Nov 24 – Nov 30, 2025

Top Stories

Video-R2: Reinforcing Consistent and Grounded Reasoning in Multimodal Language Models

arXiv · · CV RL

Researchers at MBZUAI have introduced Video-R2, a reinforcement learning approach to improve the consistency and visual grounding of reasoning in multimodal language models. Video-R2 combines timestamp-aware supervised fine-tuning with Group Relative Policy Optimization (GRPO) guided by a Temporal Alignment Reward (TAR). The model demonstrates higher Think Answer Consistency (TAC), Video Attention Score (VAS), and accuracy across multiple benchmarks, showing improved temporal alignment and reasoning coherence for video understanding.
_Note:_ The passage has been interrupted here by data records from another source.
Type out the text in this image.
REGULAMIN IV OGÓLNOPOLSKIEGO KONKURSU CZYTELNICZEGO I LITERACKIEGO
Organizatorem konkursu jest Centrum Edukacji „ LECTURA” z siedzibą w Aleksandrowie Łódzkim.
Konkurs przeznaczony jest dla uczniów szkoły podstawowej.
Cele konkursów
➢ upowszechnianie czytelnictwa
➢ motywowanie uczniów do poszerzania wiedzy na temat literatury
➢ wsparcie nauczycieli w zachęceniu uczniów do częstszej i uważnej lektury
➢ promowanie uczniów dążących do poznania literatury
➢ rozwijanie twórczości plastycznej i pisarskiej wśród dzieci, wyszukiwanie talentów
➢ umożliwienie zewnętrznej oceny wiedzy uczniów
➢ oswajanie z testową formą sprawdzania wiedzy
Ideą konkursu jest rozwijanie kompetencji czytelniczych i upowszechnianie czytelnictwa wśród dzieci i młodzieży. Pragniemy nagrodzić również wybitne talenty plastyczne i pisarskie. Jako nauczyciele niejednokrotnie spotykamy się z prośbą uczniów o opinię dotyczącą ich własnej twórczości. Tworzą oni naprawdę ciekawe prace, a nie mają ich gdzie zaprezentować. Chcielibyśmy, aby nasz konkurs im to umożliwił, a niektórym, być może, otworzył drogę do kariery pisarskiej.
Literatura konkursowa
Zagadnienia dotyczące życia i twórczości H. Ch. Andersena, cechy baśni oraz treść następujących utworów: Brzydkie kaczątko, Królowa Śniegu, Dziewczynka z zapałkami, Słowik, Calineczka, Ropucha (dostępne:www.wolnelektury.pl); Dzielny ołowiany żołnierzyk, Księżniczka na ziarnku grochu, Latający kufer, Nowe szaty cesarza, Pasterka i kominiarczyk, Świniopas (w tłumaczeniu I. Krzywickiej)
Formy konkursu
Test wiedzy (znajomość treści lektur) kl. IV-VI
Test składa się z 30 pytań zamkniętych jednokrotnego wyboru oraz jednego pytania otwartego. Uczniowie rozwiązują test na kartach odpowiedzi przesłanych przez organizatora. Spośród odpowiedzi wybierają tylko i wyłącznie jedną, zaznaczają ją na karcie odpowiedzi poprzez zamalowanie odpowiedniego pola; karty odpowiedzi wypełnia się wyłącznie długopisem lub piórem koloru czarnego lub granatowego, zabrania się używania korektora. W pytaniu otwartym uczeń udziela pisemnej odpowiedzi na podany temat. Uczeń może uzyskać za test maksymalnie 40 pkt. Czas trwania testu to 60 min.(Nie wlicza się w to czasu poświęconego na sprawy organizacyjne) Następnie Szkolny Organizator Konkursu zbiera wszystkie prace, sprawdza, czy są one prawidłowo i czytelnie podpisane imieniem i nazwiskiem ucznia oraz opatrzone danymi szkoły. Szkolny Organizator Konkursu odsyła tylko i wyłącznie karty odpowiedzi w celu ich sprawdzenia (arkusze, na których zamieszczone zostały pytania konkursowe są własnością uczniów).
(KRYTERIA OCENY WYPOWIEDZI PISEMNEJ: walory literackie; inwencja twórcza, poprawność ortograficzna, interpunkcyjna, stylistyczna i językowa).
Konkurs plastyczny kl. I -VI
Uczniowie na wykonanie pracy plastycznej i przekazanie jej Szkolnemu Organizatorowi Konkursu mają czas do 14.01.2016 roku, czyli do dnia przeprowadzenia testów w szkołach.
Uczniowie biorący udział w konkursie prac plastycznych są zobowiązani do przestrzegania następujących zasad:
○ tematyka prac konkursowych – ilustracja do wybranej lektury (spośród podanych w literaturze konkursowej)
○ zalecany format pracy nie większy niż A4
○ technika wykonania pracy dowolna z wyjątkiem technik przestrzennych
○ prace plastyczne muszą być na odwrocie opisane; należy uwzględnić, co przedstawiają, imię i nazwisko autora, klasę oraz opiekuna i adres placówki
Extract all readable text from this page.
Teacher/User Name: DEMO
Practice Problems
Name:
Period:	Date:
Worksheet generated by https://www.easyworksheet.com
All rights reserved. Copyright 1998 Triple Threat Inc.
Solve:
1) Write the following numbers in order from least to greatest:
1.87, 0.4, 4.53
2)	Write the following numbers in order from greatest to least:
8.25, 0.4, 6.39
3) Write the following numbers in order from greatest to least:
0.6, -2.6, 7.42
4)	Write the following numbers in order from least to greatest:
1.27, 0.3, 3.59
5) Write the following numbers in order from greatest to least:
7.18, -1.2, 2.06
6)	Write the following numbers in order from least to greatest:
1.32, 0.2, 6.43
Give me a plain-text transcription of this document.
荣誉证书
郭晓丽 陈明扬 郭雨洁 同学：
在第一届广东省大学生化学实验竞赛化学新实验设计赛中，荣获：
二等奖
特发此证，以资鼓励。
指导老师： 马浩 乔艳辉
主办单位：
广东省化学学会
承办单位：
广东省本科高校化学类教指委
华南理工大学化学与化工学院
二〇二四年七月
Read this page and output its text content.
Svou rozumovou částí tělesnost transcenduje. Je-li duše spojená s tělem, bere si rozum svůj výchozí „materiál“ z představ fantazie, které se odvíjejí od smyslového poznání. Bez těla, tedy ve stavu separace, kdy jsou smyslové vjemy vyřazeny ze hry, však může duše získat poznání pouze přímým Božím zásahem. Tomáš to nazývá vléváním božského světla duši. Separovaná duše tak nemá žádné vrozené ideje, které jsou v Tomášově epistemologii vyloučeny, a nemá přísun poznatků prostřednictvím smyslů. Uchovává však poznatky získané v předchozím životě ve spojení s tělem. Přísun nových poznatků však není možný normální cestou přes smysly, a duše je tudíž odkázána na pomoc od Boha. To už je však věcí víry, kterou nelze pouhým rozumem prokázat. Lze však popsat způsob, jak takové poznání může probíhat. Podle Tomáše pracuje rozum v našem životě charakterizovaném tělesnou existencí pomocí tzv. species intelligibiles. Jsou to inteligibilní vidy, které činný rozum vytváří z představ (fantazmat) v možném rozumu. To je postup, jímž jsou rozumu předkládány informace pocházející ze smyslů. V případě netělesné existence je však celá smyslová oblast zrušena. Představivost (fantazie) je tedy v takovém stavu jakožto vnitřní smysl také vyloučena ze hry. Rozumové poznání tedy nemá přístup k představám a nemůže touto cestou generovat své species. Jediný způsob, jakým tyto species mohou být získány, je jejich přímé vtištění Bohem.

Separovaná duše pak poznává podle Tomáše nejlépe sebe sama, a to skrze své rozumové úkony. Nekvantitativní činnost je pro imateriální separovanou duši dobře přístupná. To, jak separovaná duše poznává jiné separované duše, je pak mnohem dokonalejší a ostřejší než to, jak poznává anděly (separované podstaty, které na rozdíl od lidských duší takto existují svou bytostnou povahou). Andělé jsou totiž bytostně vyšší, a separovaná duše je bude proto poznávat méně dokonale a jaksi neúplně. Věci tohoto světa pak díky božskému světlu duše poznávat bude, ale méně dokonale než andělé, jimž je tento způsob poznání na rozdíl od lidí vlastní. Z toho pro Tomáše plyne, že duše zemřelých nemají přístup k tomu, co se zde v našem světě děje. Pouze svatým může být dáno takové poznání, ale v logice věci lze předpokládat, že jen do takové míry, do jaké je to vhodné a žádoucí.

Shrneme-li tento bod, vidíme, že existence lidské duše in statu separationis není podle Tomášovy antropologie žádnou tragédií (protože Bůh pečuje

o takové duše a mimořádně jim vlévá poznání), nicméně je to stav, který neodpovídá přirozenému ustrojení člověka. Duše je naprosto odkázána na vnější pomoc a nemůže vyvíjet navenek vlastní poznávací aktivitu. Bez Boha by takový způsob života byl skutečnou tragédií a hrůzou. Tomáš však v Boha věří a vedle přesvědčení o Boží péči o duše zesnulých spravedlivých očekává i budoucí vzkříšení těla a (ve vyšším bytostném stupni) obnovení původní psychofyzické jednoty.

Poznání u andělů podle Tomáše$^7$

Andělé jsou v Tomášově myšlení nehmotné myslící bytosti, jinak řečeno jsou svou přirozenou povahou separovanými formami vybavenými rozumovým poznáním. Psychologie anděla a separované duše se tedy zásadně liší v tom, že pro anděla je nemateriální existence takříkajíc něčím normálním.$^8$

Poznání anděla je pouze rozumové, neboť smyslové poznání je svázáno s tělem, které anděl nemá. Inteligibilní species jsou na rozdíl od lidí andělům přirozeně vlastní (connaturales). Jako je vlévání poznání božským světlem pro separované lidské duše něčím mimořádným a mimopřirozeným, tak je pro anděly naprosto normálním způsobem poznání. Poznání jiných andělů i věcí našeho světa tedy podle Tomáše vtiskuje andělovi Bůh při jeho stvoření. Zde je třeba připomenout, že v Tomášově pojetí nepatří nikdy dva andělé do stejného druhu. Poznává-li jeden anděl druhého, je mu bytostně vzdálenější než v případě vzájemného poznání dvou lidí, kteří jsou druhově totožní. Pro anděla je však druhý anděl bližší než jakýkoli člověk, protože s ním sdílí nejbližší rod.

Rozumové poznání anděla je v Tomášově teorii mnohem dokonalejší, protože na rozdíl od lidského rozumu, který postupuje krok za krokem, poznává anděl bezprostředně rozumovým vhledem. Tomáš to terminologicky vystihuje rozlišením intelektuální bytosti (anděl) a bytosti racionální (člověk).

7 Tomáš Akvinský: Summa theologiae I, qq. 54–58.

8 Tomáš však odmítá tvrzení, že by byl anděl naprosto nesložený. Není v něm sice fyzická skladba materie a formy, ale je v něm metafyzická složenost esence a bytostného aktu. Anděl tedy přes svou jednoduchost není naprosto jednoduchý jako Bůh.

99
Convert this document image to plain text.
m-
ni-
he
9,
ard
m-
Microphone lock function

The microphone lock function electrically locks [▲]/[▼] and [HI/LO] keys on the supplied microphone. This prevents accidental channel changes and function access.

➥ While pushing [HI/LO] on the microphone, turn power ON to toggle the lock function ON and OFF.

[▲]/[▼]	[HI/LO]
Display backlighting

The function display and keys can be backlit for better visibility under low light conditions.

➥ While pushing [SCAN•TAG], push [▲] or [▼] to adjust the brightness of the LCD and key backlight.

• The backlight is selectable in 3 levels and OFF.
Video-CoM: Interactive Video Reasoning via Chain of Manipulations

arXiv · · CV RL

Researchers at MBZUAI introduce "Interactive Video Reasoning," a new paradigm enabling models to actively "think with videos" by performing iterative visual actions to gather and refine evidence. They developed Video CoM, which reasons through a Chain of Manipulations (CoM), and constructed Video CoM Instruct, an 18K instruction tuning dataset for multi-step manipulation reasoning. The model is further optimized via reinforcement learning with reasoning aware Group Relative Policy Optimization (GRPO), achieving strong results across nine video reasoning benchmarks.